Tech Insights

Design Guidance for Critical Hydro Systems

April 18, 2024 by John Nieman

Pumped storage hydropower systems can offset renewable energy fluctuations and protect grid stability. A Department of Energy study explores how to scope out ideal sites for hydropower systems and which geomembrane liners offer improved efficiency for their operation. 

The shift to clean energy is in full swing, and the vast strides made by solar power, wind energy, and the electric vehicle market are center stage in this shift. Hydropower's role is critical, especially because pumped storage hydropower (PSH) systems can protect the grid from unforeseen failures. When an excess of energy is available, PSH systems can pump water into an elevated reservoir, thus creating a readily available reserve during sudden decreases in the power supply from intermittent solar and wind sources. 

The U.S. Department of Energy’s (DOE) Argonne National Laboratory recently completed several studies to help advance PSH technology. They examined Alaskan topography to map ideal sites for PSH systems and studied geomembrane liners, which optimize the systems’ performance by reducing leakage and promoting efficiency.  


Pumped storage hydropower system in operation.

Pumped storage hydropower system in operation. Image used courtesy of DOE 


Grid Impacts of Unstable Wind and Solar

Although wind and solar power significantly contribute to energy for the grid, natural energy sources are not controllable in the same manner fossil fuels have been manipulated. 

As years pass, renewable sources of electricity like solar and wind are growing steadily, and fossil fuel use is decreasing in equal measure.


The sources of our electricity

The sources of electricity. Image used courtesy of the Energy Information Administration


Even though these trends are steady, they will have to accelerate substantially in the coming years to meet energy mandates. Various national and international regulations are swiftly moving toward net zero emissions and the significant expansion of wind and solar to meet these goals. 

However, as dependence on these energy sources grows, the grid will become increasingly vulnerable to their natural fluctuations

Variable input renewable energies can cause serious problems for large electrical systems because they are simply not controllable and thus subject to unexpected variations.
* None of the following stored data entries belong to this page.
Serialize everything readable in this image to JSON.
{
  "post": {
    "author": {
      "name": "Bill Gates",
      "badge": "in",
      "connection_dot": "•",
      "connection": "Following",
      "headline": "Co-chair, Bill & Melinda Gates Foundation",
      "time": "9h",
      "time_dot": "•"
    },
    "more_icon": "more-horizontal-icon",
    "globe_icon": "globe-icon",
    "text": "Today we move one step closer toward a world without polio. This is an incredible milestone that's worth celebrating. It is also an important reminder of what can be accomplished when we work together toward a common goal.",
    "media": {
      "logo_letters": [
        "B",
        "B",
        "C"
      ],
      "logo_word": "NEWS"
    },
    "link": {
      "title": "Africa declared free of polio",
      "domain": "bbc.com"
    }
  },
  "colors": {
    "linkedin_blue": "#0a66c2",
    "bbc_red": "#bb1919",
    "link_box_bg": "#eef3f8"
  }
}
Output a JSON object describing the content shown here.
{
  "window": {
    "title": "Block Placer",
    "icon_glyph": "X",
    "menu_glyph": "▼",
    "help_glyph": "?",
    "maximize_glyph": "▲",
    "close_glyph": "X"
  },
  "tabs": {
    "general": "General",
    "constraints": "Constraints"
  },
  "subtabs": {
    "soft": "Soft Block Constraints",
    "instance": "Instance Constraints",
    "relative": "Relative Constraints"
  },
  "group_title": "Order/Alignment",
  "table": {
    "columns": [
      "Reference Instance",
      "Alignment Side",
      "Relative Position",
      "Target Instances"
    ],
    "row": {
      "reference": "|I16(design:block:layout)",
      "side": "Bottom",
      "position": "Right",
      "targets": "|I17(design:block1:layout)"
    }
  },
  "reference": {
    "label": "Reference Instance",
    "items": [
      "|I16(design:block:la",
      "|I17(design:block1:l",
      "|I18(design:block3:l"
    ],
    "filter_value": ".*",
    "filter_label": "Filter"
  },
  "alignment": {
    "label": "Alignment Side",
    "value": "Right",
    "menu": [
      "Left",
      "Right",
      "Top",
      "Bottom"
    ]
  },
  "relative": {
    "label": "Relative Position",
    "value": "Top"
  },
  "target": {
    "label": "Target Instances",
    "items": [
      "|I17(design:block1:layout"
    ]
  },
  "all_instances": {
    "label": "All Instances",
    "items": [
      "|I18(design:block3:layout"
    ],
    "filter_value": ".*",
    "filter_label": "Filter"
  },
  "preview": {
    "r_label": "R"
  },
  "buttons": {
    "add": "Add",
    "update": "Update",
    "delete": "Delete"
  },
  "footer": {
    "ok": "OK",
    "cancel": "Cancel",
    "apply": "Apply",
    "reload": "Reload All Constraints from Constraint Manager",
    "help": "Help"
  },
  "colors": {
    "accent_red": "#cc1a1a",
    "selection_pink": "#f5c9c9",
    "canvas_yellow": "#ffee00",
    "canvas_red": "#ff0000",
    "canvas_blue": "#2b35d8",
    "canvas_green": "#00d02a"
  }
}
Shifts to other energy sources must compensate. Recent California heat waves and the infamous 2021 winter storm in Texas caused grid failures and blackouts connected to underperforming wind and solar power sources. Additionally, 1.1 million consumers in Britain faced a blackout when the Hornsea 1 offshore wind facility experienced a sudden failure.

Other seemingly mundane drops in wind speed can also lead to unexpected power problems, such as the occurrence in Europe in 2021, when unseasonably light winds contributed to power scarcity, leading to skyrocketing electricity prices. 


PSH Systems Store Energy for High-Demand Periods

Given the risks associated with the expanding solar and wind power sectors, complementary energy systems are needed to stabilize unexpected shifts in supply. The studies just finished by the DOE’s Argonne National Laboratory are designed to help facilitate the implementation of critical, value-adding PSH systems. They focused on streamlining the site selection process and advancing technology associated with the geomembrane liners to improve efficiency once more systems are built. 

Often overlooked, PSH systems provided an astounding 96% of stored grid-scale energy in 2022. With the projected growth of wind and solar projects, supporting PSH growth is essential to shore up fluctuation vulnerabilities.  

The studies focused on rural communities in Alaska, which still relied on fossil fuels for 68% of the state’s electricity. Such rural communities are common throughout the U.S., so this research sets a precedent for aiding the development of PSH systems in other rural regions vulnerable to grid failures. 

The study found that smaller-scale PSH projects with prefabricated components are more useful in remote locales than larger projects, which depend on infrastructure likely to be insufficient in rural places. This research will help stakeholders make future decisions about evaluating sites and analyzing site-specific characteristics to maximize investments in PSH construction. 

The study also evaluated geomembrane lining systems for the PSH reservoirs. These geomembrane systems have been in use for some time. Extensive guidelines exist for their use in other applications, like dams, but design guidance for their use in PSH systems is lacking.


Visualization of a textured geomembrane at various threshold heights

Visualization of a textured geomembrane at various threshold heights. Image used courtesy of DOE


The report found no superior material for these geomembrane linings but recommended further research to help establish formulas for selecting the best lining based on myriad contextual variables. Researchers advised additional work on cost analysis and reference design to ensure optimal performance of geomembrane linings used in PSH applications. 

This DOE research will help other engineers develop more PSH systems, which will play a central role in stabilizing the electrical grid as it becomes ever more dependent on renewable sources of power subject to unexpected weather oscillations.